При подходе к дому Мелеагра его охватил страх, не встретит ли он Градиву в обществе другого мужчины, страх настолько сильный, что он не нашел ничего лучшего, как приветствовать свое видение вопросом: «Ты одна?» С трудом заставив себя вспомнить, что он сорвал для нее розы, он признается ей в последнем бреде: будто она была девушкой, которую нашли на форуме в любовных объятиях и которой принадлежала зеленая застежка. Не без иронии она спрашивает его, не нашел ли он эту штуку на Солнце. Эта ирония – здесь был назван «Sole» – до некоторой степени подтвердилась. Чтобы покончить с путаницей в его голове, она предложила разделить с ней ее маленький завтрак и протянула ему половину булки, завернутой в папиросную бумагу, вторую половину булки она с явным аппетитом съела сама. При этом между ее губами блестели безупречные зубы, вызывавшие при разжевывании корки слабый хрустящий звук.
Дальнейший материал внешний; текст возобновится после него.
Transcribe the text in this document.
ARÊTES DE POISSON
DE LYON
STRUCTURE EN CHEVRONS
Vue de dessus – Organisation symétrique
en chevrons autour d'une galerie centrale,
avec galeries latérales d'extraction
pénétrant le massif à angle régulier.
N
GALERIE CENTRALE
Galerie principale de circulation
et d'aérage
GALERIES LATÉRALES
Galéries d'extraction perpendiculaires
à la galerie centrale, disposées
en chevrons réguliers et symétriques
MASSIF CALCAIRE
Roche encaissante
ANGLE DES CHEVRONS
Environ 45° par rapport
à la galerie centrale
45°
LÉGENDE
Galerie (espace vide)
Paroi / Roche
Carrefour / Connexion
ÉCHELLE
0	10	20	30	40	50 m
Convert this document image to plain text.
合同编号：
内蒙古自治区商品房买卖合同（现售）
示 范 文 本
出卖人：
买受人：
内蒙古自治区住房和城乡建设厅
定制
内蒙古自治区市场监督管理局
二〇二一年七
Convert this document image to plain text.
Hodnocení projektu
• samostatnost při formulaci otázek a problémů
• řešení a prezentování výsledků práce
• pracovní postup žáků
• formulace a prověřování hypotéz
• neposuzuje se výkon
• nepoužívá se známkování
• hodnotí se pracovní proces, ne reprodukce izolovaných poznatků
На ее слова: «Мне это напоминает, как две тысячи лет назад мы однажды уже ели хлеб. Ты не можешь этого вспомнить?» (р. 118) – он не знал ответа, но укрепление его умственных способностей благодаря пище и всем признакам реальности происходящего, предоставленным ею, оказало свое воздействие. Разум пробуждался в нем и подвергал сомнению тот бред, что Градива – всего лишь полуденный призрак; правда, можно было возразить, ведь она только что сказала, что две тысячи лет назад уже делила с ним завтрак. При таком противоречии напрашивается мысль прибегнуть к эксперименту как средству его разрешения, его-то он и проделал с ловкостью и вернувшимся мужеством. Ее левая рука с длинными пальцами спокойно лежала на колене, а комнатная муха, нахальством и бесполезностью которой он раньше так возмущался, села на нее. Внезапно рука Ханольда взметнулась вверх и далеко не слабо ударила по мухе и руке Градивы.